Ya da, sadece iki saat oturmuşsunuzdur işin başına, ama günler sürecek kadar kısmını halletmişsinizdir çalışmanızın, tezinizin, makalenizin, artık ne ile uğraşıyorsanız.

Aslında mantıken tutarsız olan bu iki durumun kulağımıza tuhaf gelmemesinin bir sebebi var; o da, hepimizin hayatında bu iki durumu da mutlaka tecrübe etmiş olması.

2011’den beri paylaştığım bu blogda yıllar boyu hiç değişmeden yapmayı amaçladığım şeylerden biri de, birilerine, en az bir konuda farkındalık kazandırmak. Bu yazıda da çalışma alışkanlıklarınız ve şekliniz üzerine düşünmenizi sağlamak istiyorum.

Şu iki soruyla başlayalım o halde: Günde kaç saat çalışırsınız? Günde kaç saat gerçekten çalışırsınız?

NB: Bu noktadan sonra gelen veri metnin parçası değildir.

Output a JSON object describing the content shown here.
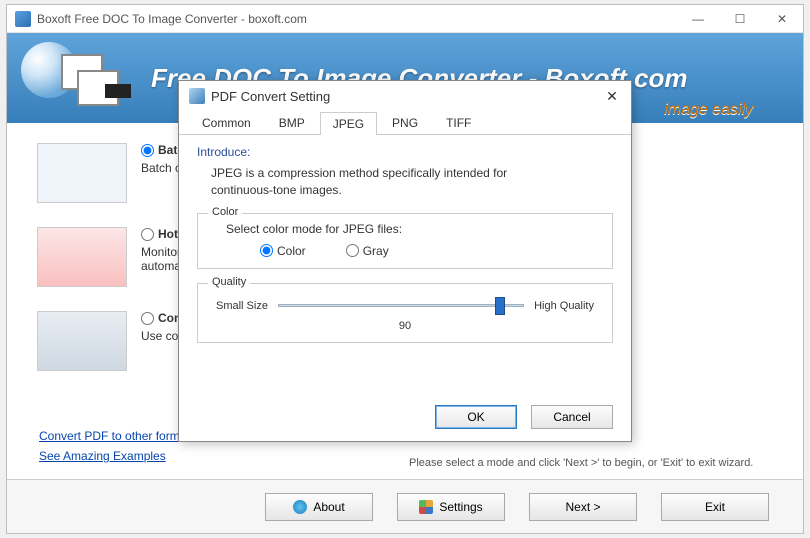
{
  "window": {
    "title": "Boxoft Free DOC To Image Converter - boxoft.com",
    "banner_title": "Free DOC To Image Converter - Boxoft.com",
    "banner_sub": "image easily"
  },
  "options": {
    "batch": {
      "label": "Batch Convert Mode",
      "desc": "Batch convert DOC document to image files."
    },
    "hot": {
      "label": "Hot Directories Mode",
      "desc": "Monitor a directory and convert incoming files automatically."
    },
    "cmd": {
      "label": "Command Line Mode",
      "desc": "Use command-line style to convert DOC to images."
    }
  },
  "links": {
    "l1": "Convert PDF to other formats",
    "l2": "See Amazing Examples"
  },
  "hint": "Please select a mode and click 'Next >' to begin, or 'Exit' to exit wizard.",
  "toolbar": {
    "about": "About",
    "settings": "Settings",
    "next": "Next >",
    "exit": "Exit"
  },
  "dialog": {
    "title": "PDF Convert Setting",
    "tabs": [
      "Common",
      "BMP",
      "JPEG",
      "PNG",
      "TIFF"
    ],
    "active_tab": "JPEG",
    "intro_label": "Introduce:",
    "intro_text": "JPEG is a compression method specifically intended for continuous-tone images.",
    "color": {
      "legend": "Color",
      "label": "Select color mode for JPEG files:",
      "opt_color": "Color",
      "opt_gray": "Gray",
      "selected": "Color"
    },
    "quality": {
      "legend": "Quality",
      "left": "Small Size",
      "right": "High Quality",
      "value": "90"
    },
    "ok": "OK",
    "cancel": "Cancel"
  }
}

Çok meşhur Deep Work kitabının yazarı ve aynı zamanda bir akademik olan Cal Newport bizi iki terimle tanıştırıyor: Derin İş ve Sığ İş (Deep Work vs. Shallow Work). Derin iş ya da çalışma yapmanız gereken ya da bitirmeniz gereken işlere tüm bilişsel kapasitenizle odaklanarak çalışmanızı ifade ederken, sığ iş ise genellikle odaklanma gerektirmeyen, dikkat gerektirmekle beraber sıkça dikkat dağılması içerebilen çalışma şeklini temsil ediyor. Sığ iş, zaman zaman gerekli olmakla beraber, bizi asıl odaklı şekilde sürdürmemiz gereken iş ve projelerimizden uzaklaştıran ve çalışmalarımıza çok fazla değer katmayan, daha uzun zamanda daha az kazanım elde ettiğimiz türden çalışmalar. Emaillere cevap verme, rapor tutma, toplantılar, hatta ve hatta sosyal medyayı kontrol edip durma bu sığ işler arasında yer alıyor. Bu sığ çalışma şekli bazen günlük çalışma rutinimizi o kadar işgal ediyor ki, saatlerce çalıştığımızı sanmamıza rağmen, asıl işimizde elle tutulur bir ilerleme göstermemiş oluyoruz. Bu durum da hiç ama hiç iyi hissettirmiyor. Tanıdık geldi mi?

Ben özellikle kariyerimin ilk yıllarında sığ işlerin zamanımı bu kadar işgal ettiğinin farkına varamadım. Ne zaman gördüm ki bir konferans sunum metni hazırlamak aylarımı alıyor; o zaman tabir yerindeyse kafama dank etti. Son birkaç yılımı bu konuda çok daha hassas şekilde geçiriyorum ve tahmin edebildiğimden çok daha fazla iş hallettiğime şahit oldum. Yılda bir makale tamamlayabilirken, 6 ayda iki makale, iki konferans sunumu yapabilir hale gelmiş olduğumu söylemem sanırım size de durumun ne kadar önemli olduğunu göstermeye yeterli.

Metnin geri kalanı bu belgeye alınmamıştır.